For the media, ‘alt-right’ is the new ‘neo-conservative’

The media are determined to botch the use of the term “alt-right” just as the bungled the term “neo-conservative.”

Though the two schools are diametrically opposed philosophically, the parallel comes from the fact that when both terms became trendy, the media began applying them in broad and absurd ways that only reveal their own ignorance.

Ever since President Trump’s election, the media have focused on the rise of the so-called alt-right, a lose collection of fringe figures that rejected establishment conservatism in favor of a populism that ranged from attacks on PC culture to uglier expressions of racism, anti-Semitism, xenophobia, and white supremacy.

For many in the media, after Trump won and the movement received more attention, it just came to be used as a synonym for “very conservative.”

On Thursday, the absurdly broad application of “alt-right” reached new heights when an Economist headline referred to Ben Shapiro as “the alt-right sage.”

This is, of course, completely ridiculous. Shapiro is a proponent of traditional conservatism — smaller government, lower taxes, gun rights, stricter adherence to the constitution, protection of the unborn, and so on. As an Orthodox Jew, he has also been subject to a significant amount of anti-Semitic venom from the alt-right for his criticisms of Trump. In fact, a report from the Anti-Defamation League that focused on anti-Semitic Twitter attacks on Jewish journalists in 2016, particularly by the alt-right, found that Shapiro — by far — was the leading victim of such harassment.

When I saw the headline, it immediately reminded me of the abuse of the term “neo-conservative,” especially during the Bush era.

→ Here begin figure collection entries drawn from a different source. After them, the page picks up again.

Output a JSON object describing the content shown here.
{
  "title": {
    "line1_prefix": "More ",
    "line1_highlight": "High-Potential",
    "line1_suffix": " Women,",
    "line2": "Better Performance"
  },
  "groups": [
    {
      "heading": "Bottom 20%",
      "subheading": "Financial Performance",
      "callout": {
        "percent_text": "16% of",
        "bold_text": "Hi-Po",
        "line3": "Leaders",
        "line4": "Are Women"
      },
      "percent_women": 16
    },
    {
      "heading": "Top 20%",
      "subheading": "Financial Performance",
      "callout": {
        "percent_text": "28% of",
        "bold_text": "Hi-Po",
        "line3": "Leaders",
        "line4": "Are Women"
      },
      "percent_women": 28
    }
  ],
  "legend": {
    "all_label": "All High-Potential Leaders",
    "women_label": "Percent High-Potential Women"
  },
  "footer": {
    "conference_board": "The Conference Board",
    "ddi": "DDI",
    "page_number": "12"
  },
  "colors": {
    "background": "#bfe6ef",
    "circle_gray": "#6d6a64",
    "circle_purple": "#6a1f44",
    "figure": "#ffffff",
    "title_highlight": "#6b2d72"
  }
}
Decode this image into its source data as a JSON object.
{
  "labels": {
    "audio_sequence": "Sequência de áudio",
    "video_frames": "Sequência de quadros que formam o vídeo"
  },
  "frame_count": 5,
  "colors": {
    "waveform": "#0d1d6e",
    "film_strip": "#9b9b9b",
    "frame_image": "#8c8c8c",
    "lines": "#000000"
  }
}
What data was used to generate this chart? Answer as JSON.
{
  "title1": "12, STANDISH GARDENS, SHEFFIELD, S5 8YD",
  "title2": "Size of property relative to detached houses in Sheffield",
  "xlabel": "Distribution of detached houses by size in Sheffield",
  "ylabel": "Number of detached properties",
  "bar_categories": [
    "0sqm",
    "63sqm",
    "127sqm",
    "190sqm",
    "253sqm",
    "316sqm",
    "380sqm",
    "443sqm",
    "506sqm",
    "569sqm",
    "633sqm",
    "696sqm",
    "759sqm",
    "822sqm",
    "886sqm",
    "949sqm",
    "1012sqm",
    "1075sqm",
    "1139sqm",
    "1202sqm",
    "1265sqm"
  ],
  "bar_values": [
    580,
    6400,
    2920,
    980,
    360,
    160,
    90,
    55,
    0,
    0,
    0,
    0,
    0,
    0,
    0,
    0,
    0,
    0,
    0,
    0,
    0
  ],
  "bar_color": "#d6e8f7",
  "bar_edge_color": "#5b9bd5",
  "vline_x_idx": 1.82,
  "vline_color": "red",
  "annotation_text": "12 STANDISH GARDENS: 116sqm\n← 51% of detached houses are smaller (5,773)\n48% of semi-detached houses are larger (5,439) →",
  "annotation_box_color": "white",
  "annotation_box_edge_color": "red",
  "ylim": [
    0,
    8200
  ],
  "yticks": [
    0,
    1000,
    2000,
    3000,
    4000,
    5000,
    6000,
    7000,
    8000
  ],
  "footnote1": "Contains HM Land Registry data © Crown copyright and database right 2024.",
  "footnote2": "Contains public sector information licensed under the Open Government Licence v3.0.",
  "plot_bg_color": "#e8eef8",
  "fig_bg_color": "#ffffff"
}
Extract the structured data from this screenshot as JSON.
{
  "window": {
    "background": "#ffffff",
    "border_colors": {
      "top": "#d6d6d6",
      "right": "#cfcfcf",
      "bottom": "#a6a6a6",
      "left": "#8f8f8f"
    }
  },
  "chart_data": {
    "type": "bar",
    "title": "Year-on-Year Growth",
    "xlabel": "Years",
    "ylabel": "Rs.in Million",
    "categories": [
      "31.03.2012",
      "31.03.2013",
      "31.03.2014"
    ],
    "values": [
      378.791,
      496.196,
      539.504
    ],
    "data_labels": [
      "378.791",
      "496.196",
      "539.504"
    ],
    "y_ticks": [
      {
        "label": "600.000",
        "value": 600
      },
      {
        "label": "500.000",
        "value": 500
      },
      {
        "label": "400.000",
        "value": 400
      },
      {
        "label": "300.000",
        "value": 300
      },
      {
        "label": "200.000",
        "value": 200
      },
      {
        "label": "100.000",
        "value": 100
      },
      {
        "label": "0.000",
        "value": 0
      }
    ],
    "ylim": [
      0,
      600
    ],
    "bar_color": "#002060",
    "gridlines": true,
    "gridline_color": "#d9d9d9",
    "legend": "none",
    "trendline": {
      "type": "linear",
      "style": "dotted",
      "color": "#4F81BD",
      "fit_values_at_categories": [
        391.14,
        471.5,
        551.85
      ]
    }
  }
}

Neo-conservatives referred to a more specific group on the right — former Democrats who recoiled from the leftward drift of the party in the 1960s and 1970s. They were alienated by the campus radicalism, supported a more adversarial posture toward the Soviet Union, and started to see government programs and mismanagement as leading causes of urban decay. After Sept. 11, they became influential because the administration embraced their interventionist foreign policy and beliefs in democracy promotion. Because neo-conservatives were leading proponents of the Iraq War and that was the dominant debate of the Bush era, the term “neo-con” was slapped on everybody who supported the war, had a hawkish foreign policy, or who was just considered really conservative. In some corners, the term “neo-con” became used as an anti-Semitic smear of Jewish conservatives.

The term was so widely used that even national security adviser John Bolton is often described as a “neo-conservative” to this day because he has a hawkish foreign policy. However, anybody who understood anything about Bolton or conservatism would know that he actually volunteered for Barry Goldwater’s 1964 presidential campaign while still in high school, and that he was not a supporter of democracy promotion, but instead always argues in terms of national interest. There is nothing “neo” in his conservatism.

Having spent the last two decades misapplying the term “neo-conservative,” it seems as if the media is going down the same road with “alt-right.”

UPDATE: The Economist has subsequently changed the headline of the piece, which now refers to Shapiro as a “radical conservative.” The following editor’s note was added to the article, “Editor’s note: This article has been changed. A previous version mistakenly described Mr Shapiro as an “alt-right sage” and “a pop idol of the alt right”. In fact, he has been strongly critical of the alt-right movement. We apologise.”